New Marian College principal has great expectations

Carmel Barker was appointed principal of Marian College at the start of the year. Picture: BEN KIMBER

MARIAN College’s first female lay principal is convinced her secondary school students can perform better and one of her main priorities is to ensure they do.

Carmel Barker was head of teaching and learning at the school for three years before she was appointed principal at the start of this year.

Prior to that Mrs Barker had lived in Queensland where she was deputy principal at a large school and acting principal for a time.

Mrs Barker said she and her husband, who grew up on a wheat farm north of Ararat always had the desire to return to the region. It was just about finding the ‘right time’.

“I love the area, both my husband and I have strong connections to this area,” she said.

“We lived in Queensland for 20 years and we always had the desire to come back it was just about being the right time.”

Mrs Barker has brought a renewed push for improved tertiary entrance scores and focus on self development at all levels.

“I suppose in any school, it’s about setting high expectations and helping the students to believe that just getting through is not always okay, if they’re capable of better,” she said.

“It is about making sure that students don’t accept that ‘I am only this role’ or ‘only this person’ and that the opportunities today are really endless, the world is their oyster to a degree.”

Mrs Barker said the more than 600 students enrolled at Marian College have two pathways, VCE (Victorian Certificate of Education) or VCAL (Victorian Certificate of Applied Learning).

“We don’t want to just improve VCE results we want to start right from year seven and say to every year level we need to set the bar higher,” she said.
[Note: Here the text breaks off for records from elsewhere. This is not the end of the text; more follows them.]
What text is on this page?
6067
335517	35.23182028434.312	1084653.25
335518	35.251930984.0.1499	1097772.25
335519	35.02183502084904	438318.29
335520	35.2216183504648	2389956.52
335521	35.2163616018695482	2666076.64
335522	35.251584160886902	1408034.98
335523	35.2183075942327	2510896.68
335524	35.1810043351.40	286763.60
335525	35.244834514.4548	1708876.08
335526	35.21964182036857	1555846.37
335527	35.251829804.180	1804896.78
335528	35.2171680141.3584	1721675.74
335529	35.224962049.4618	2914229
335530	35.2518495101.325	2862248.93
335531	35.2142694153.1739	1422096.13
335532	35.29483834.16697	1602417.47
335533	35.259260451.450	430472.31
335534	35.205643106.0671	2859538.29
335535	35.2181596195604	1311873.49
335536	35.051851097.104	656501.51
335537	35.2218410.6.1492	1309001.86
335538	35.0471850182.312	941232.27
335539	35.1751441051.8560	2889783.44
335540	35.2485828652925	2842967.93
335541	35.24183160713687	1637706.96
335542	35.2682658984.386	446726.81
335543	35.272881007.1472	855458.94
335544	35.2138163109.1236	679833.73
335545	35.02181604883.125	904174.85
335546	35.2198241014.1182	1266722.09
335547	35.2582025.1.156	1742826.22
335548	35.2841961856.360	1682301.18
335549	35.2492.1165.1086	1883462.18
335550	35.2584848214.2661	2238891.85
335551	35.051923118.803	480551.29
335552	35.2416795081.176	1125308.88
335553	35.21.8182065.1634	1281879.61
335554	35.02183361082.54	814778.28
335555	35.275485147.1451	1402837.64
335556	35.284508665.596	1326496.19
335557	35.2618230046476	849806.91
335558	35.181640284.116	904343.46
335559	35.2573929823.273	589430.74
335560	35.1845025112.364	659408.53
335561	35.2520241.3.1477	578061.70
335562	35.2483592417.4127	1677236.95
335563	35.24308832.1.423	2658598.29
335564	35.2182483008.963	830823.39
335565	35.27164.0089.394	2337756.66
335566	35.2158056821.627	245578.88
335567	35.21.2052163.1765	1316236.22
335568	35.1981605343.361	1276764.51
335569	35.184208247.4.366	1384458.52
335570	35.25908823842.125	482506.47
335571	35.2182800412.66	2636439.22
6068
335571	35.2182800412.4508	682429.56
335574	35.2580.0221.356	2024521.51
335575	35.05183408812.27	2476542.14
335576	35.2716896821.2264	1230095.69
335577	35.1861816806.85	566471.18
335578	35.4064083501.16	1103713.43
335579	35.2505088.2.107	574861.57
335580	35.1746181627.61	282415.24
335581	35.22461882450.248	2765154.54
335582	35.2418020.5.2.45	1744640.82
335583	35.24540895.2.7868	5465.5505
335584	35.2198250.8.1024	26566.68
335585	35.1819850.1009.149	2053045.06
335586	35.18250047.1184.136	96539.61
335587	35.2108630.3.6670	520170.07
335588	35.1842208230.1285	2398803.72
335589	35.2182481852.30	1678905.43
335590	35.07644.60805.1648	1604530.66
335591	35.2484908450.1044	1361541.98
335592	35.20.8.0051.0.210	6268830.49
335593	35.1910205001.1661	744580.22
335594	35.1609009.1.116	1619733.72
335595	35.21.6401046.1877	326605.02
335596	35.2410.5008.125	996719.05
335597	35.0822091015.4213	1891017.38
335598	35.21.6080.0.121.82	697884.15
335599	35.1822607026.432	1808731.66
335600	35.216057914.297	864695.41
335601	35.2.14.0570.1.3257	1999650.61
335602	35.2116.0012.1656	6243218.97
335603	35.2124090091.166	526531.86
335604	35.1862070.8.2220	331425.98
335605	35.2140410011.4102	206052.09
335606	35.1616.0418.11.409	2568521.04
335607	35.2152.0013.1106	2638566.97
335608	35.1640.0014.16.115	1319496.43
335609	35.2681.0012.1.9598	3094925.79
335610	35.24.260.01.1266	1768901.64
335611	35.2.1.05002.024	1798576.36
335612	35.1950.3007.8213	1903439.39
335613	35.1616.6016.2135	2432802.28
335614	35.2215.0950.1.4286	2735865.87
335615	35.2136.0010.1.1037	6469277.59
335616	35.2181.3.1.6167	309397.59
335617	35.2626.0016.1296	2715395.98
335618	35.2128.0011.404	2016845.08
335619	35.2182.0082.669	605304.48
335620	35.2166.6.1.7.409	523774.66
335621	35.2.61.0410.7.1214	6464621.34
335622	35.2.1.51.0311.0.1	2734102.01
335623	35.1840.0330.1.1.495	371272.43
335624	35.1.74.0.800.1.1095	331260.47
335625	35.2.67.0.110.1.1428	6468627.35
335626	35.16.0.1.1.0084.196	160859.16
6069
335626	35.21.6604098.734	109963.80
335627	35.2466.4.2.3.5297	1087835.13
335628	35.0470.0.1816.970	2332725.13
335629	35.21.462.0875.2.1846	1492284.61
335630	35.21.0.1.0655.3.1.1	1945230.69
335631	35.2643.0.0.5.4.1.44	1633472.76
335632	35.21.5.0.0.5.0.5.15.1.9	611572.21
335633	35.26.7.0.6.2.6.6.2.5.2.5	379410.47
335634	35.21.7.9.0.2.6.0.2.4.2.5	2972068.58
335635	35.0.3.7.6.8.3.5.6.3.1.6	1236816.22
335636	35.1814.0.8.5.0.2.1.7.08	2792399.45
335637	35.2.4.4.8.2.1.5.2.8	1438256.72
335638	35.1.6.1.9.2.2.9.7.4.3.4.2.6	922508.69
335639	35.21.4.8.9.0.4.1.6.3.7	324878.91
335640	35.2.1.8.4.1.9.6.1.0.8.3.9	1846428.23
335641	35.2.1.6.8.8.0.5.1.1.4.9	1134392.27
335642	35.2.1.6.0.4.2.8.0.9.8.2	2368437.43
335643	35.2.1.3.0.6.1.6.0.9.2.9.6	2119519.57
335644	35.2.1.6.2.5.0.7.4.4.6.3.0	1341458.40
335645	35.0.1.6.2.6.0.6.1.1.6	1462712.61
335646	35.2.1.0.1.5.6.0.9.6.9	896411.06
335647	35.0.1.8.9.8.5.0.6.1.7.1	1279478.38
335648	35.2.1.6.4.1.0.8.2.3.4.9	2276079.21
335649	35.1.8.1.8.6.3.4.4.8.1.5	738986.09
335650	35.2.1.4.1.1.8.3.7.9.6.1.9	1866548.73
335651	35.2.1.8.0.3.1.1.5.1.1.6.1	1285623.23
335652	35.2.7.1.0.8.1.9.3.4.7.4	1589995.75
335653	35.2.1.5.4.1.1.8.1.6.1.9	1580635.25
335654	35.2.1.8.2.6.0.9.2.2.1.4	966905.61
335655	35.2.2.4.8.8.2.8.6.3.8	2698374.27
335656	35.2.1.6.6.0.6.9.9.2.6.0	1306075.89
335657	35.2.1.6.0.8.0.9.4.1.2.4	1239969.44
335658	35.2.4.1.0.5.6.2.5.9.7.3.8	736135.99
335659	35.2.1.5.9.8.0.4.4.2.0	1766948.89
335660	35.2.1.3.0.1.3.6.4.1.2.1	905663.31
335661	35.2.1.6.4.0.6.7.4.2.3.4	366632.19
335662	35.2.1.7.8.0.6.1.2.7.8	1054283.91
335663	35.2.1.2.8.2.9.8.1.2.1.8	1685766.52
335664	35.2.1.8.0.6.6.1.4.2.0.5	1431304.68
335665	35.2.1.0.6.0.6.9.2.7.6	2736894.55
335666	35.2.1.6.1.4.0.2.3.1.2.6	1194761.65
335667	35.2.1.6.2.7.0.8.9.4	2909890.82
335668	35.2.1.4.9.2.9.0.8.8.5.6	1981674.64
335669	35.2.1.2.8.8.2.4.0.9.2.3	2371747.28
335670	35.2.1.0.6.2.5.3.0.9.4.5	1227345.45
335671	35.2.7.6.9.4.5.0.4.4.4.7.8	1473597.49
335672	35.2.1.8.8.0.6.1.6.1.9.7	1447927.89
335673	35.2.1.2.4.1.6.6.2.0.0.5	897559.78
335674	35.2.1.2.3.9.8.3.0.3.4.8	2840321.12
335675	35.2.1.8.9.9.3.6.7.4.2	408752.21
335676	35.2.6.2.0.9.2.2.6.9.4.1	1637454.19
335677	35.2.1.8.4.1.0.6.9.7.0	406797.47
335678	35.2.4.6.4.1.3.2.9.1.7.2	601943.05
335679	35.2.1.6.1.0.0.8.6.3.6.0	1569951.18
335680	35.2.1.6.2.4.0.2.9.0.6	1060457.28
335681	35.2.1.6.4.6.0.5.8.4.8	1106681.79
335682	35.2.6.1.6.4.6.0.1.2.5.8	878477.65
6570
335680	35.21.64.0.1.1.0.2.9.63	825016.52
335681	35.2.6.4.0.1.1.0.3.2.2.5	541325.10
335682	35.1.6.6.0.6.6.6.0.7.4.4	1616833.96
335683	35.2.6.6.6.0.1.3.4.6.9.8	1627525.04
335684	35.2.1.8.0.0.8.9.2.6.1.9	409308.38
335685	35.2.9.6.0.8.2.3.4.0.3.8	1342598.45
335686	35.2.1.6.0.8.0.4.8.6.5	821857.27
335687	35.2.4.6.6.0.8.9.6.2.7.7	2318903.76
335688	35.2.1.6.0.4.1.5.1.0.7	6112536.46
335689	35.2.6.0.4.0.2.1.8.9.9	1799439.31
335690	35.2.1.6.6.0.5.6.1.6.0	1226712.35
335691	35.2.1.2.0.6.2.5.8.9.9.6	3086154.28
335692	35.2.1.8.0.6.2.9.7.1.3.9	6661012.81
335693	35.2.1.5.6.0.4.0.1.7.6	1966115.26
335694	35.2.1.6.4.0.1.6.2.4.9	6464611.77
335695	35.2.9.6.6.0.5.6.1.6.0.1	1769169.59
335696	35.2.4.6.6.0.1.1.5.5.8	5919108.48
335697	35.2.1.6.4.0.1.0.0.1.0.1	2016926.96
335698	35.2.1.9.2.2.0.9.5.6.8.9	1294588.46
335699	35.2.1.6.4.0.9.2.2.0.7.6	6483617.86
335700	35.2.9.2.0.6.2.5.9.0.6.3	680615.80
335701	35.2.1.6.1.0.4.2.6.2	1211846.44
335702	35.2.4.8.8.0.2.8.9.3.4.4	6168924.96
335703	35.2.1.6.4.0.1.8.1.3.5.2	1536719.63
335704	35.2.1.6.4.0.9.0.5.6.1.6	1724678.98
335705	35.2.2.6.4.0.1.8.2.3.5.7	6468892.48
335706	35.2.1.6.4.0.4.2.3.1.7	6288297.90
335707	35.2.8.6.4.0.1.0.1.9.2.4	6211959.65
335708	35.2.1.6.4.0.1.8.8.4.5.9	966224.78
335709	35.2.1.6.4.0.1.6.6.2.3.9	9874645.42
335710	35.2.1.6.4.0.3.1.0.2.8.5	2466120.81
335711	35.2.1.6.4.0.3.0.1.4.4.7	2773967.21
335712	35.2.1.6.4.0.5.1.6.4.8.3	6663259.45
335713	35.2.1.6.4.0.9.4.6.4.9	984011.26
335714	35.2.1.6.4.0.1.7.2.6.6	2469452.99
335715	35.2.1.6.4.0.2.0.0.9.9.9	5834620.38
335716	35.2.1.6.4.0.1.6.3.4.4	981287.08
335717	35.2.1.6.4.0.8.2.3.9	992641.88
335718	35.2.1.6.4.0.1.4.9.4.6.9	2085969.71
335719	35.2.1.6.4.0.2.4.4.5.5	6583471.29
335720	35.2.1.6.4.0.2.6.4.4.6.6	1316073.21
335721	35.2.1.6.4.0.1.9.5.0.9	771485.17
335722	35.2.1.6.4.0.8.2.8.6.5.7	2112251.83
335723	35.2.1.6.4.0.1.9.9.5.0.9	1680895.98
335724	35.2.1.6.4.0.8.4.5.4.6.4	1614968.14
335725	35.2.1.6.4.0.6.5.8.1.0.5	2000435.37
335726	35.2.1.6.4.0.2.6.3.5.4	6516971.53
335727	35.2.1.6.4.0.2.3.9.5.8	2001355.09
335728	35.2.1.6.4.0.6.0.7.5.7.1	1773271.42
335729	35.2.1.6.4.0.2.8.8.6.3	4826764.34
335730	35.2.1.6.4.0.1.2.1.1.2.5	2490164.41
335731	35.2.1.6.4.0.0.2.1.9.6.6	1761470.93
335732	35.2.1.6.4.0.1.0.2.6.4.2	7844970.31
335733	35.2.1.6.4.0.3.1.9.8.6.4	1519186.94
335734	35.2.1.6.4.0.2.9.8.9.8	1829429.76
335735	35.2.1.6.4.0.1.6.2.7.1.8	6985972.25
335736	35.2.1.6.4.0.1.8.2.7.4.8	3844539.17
“If it is not good enough, it is not good enough. If you’re not working hard enough then what can we do to try and motivate you better.

“We’ve got two pathways here at the school and we’re saying which ever pathway you choose, you be the best you can and don’t accept that it’s okay to just get by.

“You need high expectations if you want an apprenticeship, because you may want to own your own business one day, and to do that you will need the skills to be able to communicate and converse with people, lead staff and be role models.”

Mrs Barker said today’s crop of students face a multitude of distractions unparalleled in past generations.

“The challenges for students are always going to be those competing outside interests,” she said.

“There is just so much going on in their world, I think more than compared to us when we were going through school.

“It is always a challenge with work and their social life and other outside influences, but what we are saying is ‘no, knuckle down, it is just one or two years of VCE or VCAL and you are through’.

“It is really about maintaining that focus and realising that those other things can wait.”

Mrs Barker said improved learning outcomes are as much about the teachers, as they are the students.

“I’m hoping to empower those around me, that’s my greatest vision,” she said.

“It’s not just about looking at the students, it’s also about looking at the teachers.

“We are being very self reflective, spending a lot of time working together and developing what we need to do as far as making sure we’re life-long learners.

“Learning should be seen as a priority over the teaching, because at the end of the day you can teach a beautiful lesson, but if the kids aren’t learning anything it’s a waste.”

Mrs Barker said the attitude of the students from year seven through to 12 has always struck her as positive.

“They just have a very nice way about them, I think that struck me a lot when I came here, how friendly they are, both here and out on the street when you run into them at the supermarket,” she said.

“We have really friendly students here and I think, in large, part that is a reflection of their families.”

Mrs Barker said she hopes to collaborate with student leaders, as they are key to continued growth and development.

“One of my goals this year is to have very close ties to our student leaders here at the school,” she said.

“I think it is really important to support your student leaders and to help develop their ability to feel like they have some ownership over what is going on and to ensure they build a profile in front of the other students.”